The white descendants of Thomas Jefferson's children with Sally Hemings, a slave, would also be eligible. How thrilled do you think Coates or other proponents of this idea would be to see reparations go to people who are white? Likewise, a large percentage of today's blacks are also descended from white slave owners, not all of whom treated their children with slaves badly. Some of those children were set free and provided with an education and employment by their white fathers. Some people of color in the South actually owned slaves themselves. The latest estimates are that most blacks have about 20 to 25 percent European genes, probably from white ancestors in a variety of circumstances, from indentured servants who married slaves to slave owners who exploited their slaves. So do those descendants receive reparations for being descended from slaves or pay out because they are descended from slave owners? It could be a pretty complicated proposition.


May-31-14 1:14 PM

To expand on that, the only specifics I see in Coates' piece refers to a bill introduced by Conyers that hasn't been discussed in Congress.
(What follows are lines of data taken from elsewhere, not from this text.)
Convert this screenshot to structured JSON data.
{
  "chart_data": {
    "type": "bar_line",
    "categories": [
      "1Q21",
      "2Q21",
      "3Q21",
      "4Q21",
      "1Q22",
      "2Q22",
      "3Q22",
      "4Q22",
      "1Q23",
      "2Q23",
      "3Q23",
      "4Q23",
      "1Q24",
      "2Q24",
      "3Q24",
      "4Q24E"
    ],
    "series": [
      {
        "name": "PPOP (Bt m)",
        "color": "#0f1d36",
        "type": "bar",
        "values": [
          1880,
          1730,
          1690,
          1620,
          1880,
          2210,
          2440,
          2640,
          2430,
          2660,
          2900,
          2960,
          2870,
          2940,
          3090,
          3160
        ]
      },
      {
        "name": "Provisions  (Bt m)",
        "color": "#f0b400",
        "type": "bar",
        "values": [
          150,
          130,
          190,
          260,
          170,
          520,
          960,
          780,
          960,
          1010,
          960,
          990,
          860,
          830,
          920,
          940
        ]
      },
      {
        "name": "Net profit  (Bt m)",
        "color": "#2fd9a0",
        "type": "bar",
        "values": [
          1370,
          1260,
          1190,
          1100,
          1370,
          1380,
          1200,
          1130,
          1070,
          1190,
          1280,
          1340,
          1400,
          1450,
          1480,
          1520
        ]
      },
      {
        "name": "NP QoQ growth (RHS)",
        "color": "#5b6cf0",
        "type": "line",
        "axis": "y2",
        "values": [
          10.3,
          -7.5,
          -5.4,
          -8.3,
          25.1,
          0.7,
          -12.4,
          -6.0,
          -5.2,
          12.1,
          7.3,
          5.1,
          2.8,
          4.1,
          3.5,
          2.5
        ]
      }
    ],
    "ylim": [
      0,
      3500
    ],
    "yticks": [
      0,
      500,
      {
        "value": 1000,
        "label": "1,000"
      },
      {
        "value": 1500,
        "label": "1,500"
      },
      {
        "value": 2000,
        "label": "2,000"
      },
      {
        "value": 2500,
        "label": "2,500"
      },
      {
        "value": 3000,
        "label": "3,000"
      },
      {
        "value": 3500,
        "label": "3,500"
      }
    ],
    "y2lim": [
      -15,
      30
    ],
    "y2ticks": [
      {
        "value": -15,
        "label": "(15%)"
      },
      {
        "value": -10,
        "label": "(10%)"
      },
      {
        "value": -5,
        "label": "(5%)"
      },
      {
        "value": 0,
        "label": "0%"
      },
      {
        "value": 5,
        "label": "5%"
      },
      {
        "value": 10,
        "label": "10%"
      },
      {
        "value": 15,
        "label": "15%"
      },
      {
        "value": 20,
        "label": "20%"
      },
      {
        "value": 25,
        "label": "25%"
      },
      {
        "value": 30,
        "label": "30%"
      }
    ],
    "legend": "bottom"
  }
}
He doesn't outline specifically who the beneficiaries would be, what programs would be established or how the reparations would be calculated. His idea of a spiritual revival/national reckoning is poetic enough, but in the end that kind of thing can't be enforced. You can't change people's minds or force them to engage in a national spiritual revival regarding race, at least not with whole hearts. Hitting them in the pocketbook is unlikely but has a better chance of being required by some future Congress or court order.

But, as I said in the main blog entry, I think there would real problems determining who is eligible for these reparations. Someone like me could very well be eligible if I ever find my black ancestor in the records and learn his or her circumstances.

--Continued --


May-31-14 11:16 AM

I did indeed read the essay and there is no doubt that great injustices were done. He seems to have in mind an acknowledgement of institutionalized white supremacy and some sort of national discussion of the same. But, though no one has put a dollar amount in it, reparations usually refers to money and it is not inappropriate to ask who will get it and who should pay for it and how much it would be.


May-31-14 9:10 AM

Over 40% of ND's yearly budget is federal government funding.

I've never, NOT ONCE, heard you question where to send those checks!

A large part of reparations is for those of the dominant culture -- particularly those wielding the power of the press -- to simply STOP with the insulting, hypocritical nonsense.


May-30-14 9:07 PM

Did you actually read the article? If so, I don't why in the world would you ask, "So whom should we send the reparations checks to?"

Coates speaks directly to that -- at some length.

Social equity isn't about sending checks -- its about putting an end to just this sort of divisive dog whistle tactic.